Sentencing men to death. Miss Stanley had said that, her pale lips scarcely moving in her parchment face. Marching men out to die while he, Fowler, sat here safe and comfortable.

They were saying it all through the dome, no doubt, especially since Allen had failed to return. They wouldn't say it to his face, of course. Even the man or men he called before this desk and told they were the next to go, wouldn't say it to him.

But be would see it in their eyes.

He picked up the file again. Bennett, Andrews, Olson. There were others, but there was no use in going on.

Kent Fowler knew that he couldn't do it, couldn't face them, couldn't send more men out to die.

He leaned forward and flipped up the toggle on the inter-communicator.

"Yes, Mr. Fowler."

"Miss Stanley, please."

He waited for Miss Stanley, listening to Towser chewing half-heartedly on the bone. Towser's teeth were getting bad.

"Miss Stanley," said Miss Stanley's voice.

"Just wanted to tell you, Miss Stanley, to get ready for two more."

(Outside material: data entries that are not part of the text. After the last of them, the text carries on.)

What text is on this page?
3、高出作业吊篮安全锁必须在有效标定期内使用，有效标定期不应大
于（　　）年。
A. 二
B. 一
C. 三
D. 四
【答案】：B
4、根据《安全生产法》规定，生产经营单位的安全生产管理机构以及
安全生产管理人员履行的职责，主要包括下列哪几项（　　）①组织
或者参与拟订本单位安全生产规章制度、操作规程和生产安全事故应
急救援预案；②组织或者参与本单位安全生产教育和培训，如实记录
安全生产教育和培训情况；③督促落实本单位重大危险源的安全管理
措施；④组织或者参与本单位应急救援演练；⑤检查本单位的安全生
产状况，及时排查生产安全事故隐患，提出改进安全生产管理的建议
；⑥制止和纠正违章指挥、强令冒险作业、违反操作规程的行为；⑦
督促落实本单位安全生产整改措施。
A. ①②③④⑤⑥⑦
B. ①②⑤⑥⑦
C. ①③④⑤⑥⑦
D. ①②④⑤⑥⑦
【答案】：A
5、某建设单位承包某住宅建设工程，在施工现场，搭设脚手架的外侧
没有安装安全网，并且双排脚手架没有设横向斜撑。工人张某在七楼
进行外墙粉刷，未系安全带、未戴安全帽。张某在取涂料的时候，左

"Aren't you afraid," asked Miss Stanley, "that you'll run out of them? Sending out one at a time, they'd last longer, give you twice the satisfaction."

"One of them," said Fowler, "will be a dog."

"A dog!"

"Yes, Towser."

He heard the quick, cold rage that iced her voice. "Your own dog! He's been with you all these years-"

"That's the point," said Fowler. "Towser would be unhappy if I left him behind."

***

It was not the Jupiter he had known through the televisor. He had expected it to be different, but not like this. He had expected a hell of ammonia rain and stinking fumes and the deafening, thundering tumult of the storm. He had expected swirling clouds and fog and the snarling flicker of monstrous thunderbolts.

He had not expected the lashing downpour would be reduced to drifting purple mist that moved like fleeing shadows over a red and purple sward. He had not even guessed the snaking bolts of lightning would be flares of pure ecstasy across a painted sky.

Waiting for Towser, Fowler flexed the muscles of his body, amazed at the smooth, sleek strength he found. Not a bad body, he decided, and grimaced at remembering bow he had pitied the Lopers when he glimpsed them through the television screen.

For it had been hard to imagine a living organism based upon ammonia and hydrogen rather than upon water and oxygen, hard to believe that such a form of life could know the same quick thrill of life that humankind could know. Hard to conceive of life out in the soupy maelstrom that was Jupiter, not knowing, of course, that through Jovian eyes it was no soupy maelstrom at all.

The wind brushed against him with what seemed gentle fingers and be remembered with a start that by Earth standards the wind was a roaring gale, a two-hundred-mile-an hour howler laden with deadly gases.

Pleasant scents seeped into his body. And yet scarcely scents, for it was not the sense of smell as he remembered it. It was as if his whole being was soaking up the sensation of lavender – and yet not lavender. It was something, he knew, for which he had no word, undoubtedly the first of many enigmas in terminology. For the words he knew, the thought symbols that served him as an Earthman would not serve him as a Jovian.